Aucun chef-d'œuvre dans sa filmographie – Entrée des artistes (1938), son titre le plus célèbre, vaut plus aujourd'hui comme un documentaire sur Louis Jouvet et son enseignement théâtral que pour ses qualités fictionnelles propres -, peu de films qui ont marqué l'Histoire, mais lorsque l'on revoit certaines de ses œuvres des années 30 ou 40, on constate qu'elle ont souvent mieux résisté au temps que d'autres plus célèbres.
Il commence dans la facilité du vaudeville (Mam'zelle Nitouche, 1931), mais accède dès 1932, avec Fanny, deuxième partie de la trilogie marseillaise de Pagnol, à la grosse production servie par des acteurs célèbres, catégorie qui sera son lot durant les années 30.
Il fait tourner Raimu (Fanny, Gribouille, 1937), Jean Gabin (Zouzou, 1934), Gaby Morlay et André Luguet (Les Amants terribles, 1936), Jules Berry et Arletty (Aventure à Paris, 1936), Edwige Feuillère (La Dame de Malacca, 1937), Charles Boyer (Orage, 1938), dans des films toujours solides et précis, atteignant parfois une élégance et un charme encore sensibles aujourd'hui, tel Lac-aux-dames (1933), adaptation du roman de Vicki Baum joliment dialoguée par Colette.
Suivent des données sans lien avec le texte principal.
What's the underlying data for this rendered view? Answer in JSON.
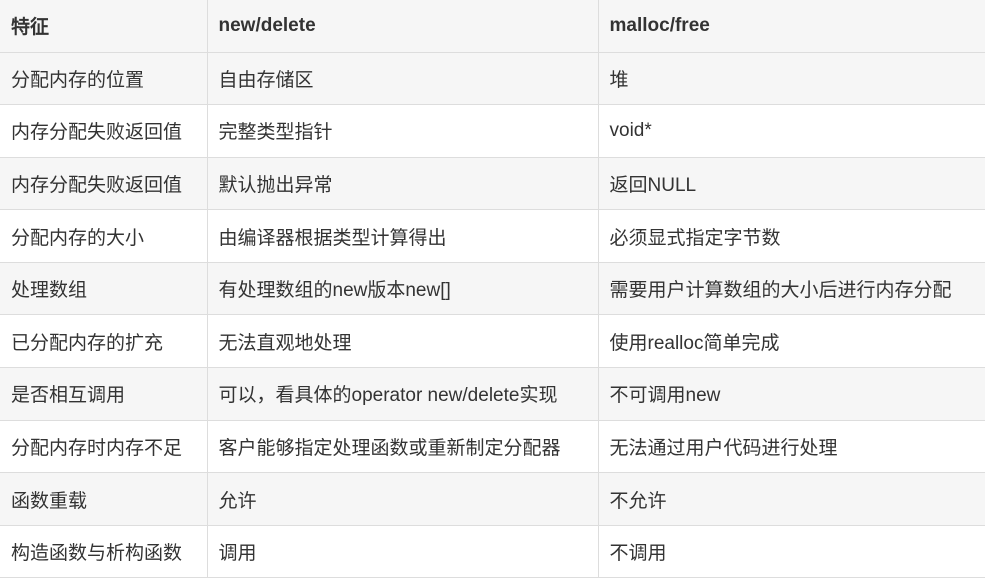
{
  "headers": [
    "特征",
    "new/delete",
    "malloc/free"
  ],
  "rows": [
    [
      "分配内存的位置",
      "自由存储区",
      "堆"
    ],
    [
      "内存分配失败返回值",
      "完整类型指针",
      "void*"
    ],
    [
      "内存分配失败返回值",
      "默认抛出异常",
      "返回NULL"
    ],
    [
      "分配内存的大小",
      "由编译器根据类型计算得出",
      "必须显式指定字节数"
    ],
    [
      "处理数组",
      "有处理数组的new版本new[]",
      "需要用户计算数组的大小后进行内存分配"
    ],
    [
      "已分配内存的扩充",
      "无法直观地处理",
      "使用realloc简单完成"
    ],
    [
      "是否相互调用",
      "可以，看具体的operator new/delete实现",
      "不可调用new"
    ],
    [
      "分配内存时内存不足",
      "客户能够指定处理函数或重新制定分配器",
      "无法通过用户代码进行处理"
    ],
    [
      "函数重载",
      "允许",
      "不允许"
    ],
    [
      "构造函数与析构函数",
      "调用",
      "不调用"
    ]
  ]
}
Il se révèle surtout comme un remarquable directeur de jeunes actrices, qu'il est souvent le premier à repérer : ainsi, Simone Simon, découverte dès Mam'zelle Nitouche, éblouissante dans Lac-aux-dames, et dont il fera une de ses interprètes d'élection (La Petite Chocolatière, 1932, Les Beaux Jours, 1935, Petrus, 1946). Ainsi Joséphine Baker, dont il filme les débuts dans le parlant (Zouzou). Ainsi Michèle Morgan, à qui il offre son premier rôle (Orage). Ainsi Odette Joyeux, recrutée pour Lac-aux-dames et qui éclate dans Entrée des artistes.
L'Occupation ne brise pas son élan – mais il ne tourne aucun film pour la Continental, la firme allemande installée à Paris, et ne subira aucune tracasserie à la Libération – et il signe cinq titres en trois ans (1941-1944), dont La Belle Aventure, avec Claude Dauphin et Micheline Presle (et Danièle Delorme dans son premier rôle), Félicie Nanteuil (avec les mêmes) et Les Petites du quai aux Fleurs, très jolie histoire d'un libraire parisien encombré de filles qui voit les débuts de Gérard Philipe.
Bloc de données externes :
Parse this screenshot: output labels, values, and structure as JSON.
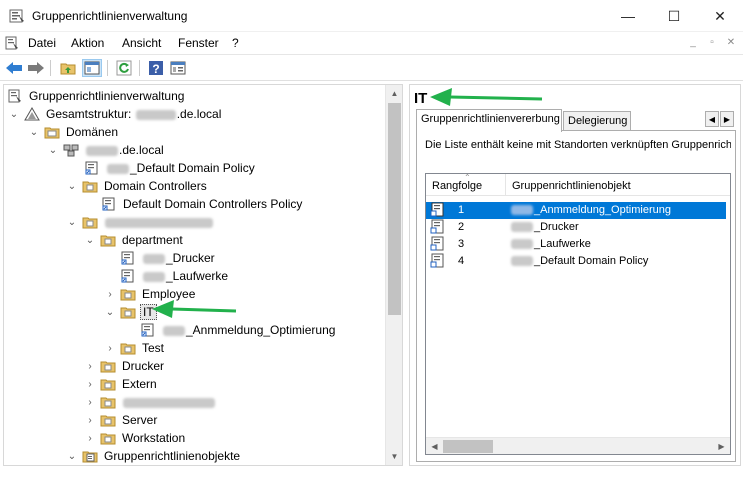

Il n'a ni la force et la méchanceté d'Autant-Lara, ni l'ambition et les moyens de Carné, mais rien de ce qu'il réalise durant cette période n'est indifférent – la qualité française dans toute sa transparence.
Curieusement, l'immédiate après-guerre lui réussit moins bien : ni Lunegarde (1946, avec Gaby Morlay), ni Petrus (avec un Fernandel à contre-emploi) ne sont des succès et il part à l'étranger rechercher son inspiration. Il y réussit en Grande-Bretagne – Blanche Fury (1947, polar d'ambiance victorienne avec Stewart Granger et Valerie Hobson) -, moins au Canada, où sa version de Maria Chapdelaine (1950, avec Michèle Morgan) est loin de faire oublier la précédente, celle de Julien Duvivier (1935, avec Madeleine Renaud).
Il revient en France en 1950 pour tourner un film qui boucle ses vingt-cinq premières années de cinéaste : Avec André Gide, remarquable documentaire où il capte les derniers mois de la vie de son ancien mentor (Gide décède en février 1951). Œuvre grave, dans laquelle Marc Allégret dit adieu à sa jeunesse et qui inaugure une décennie en demi-teinte, où alterneront comédies gentiment insignifiantes (La Demoiselle et son revenant, 1952, Les Affreux, 1959), comédies réussies pleine d'allant (Julietta, 1953, avec Jean Marais, Dany Robin et Jeanne Moreau ; En effeuillant la marguerite, 1956, assurément une des plus joyeuses apparitions de Brigitte Bardot durant cette période), drame raté (L'Amant de lady Chatterley, 1955, avec Danielle Darrieux) ou semi-réussi (Un drôle de dimanche, 1958, avec Darrieux et Bourvil).
Mais il continue à dénicher des jeunes acteurs chez qui il sent des natures prêtes à s'épanouir : Futures vedettes, titre parfaitement adapté, présente en 1955 un vivier de comédiens en gestation digne de son lointain Entrée des artistes, puisque l'on y croise, outre Bardot déjà en majesté aux côtés de Jean Marais, Anne Collette (que la Nouvelle Vague récupèrera vite), Marielle (future Mylène) Demongeot, Pascale Aufrey (bientôt Audret), Guy Bedos et Daniel Emilfork, tous débutants.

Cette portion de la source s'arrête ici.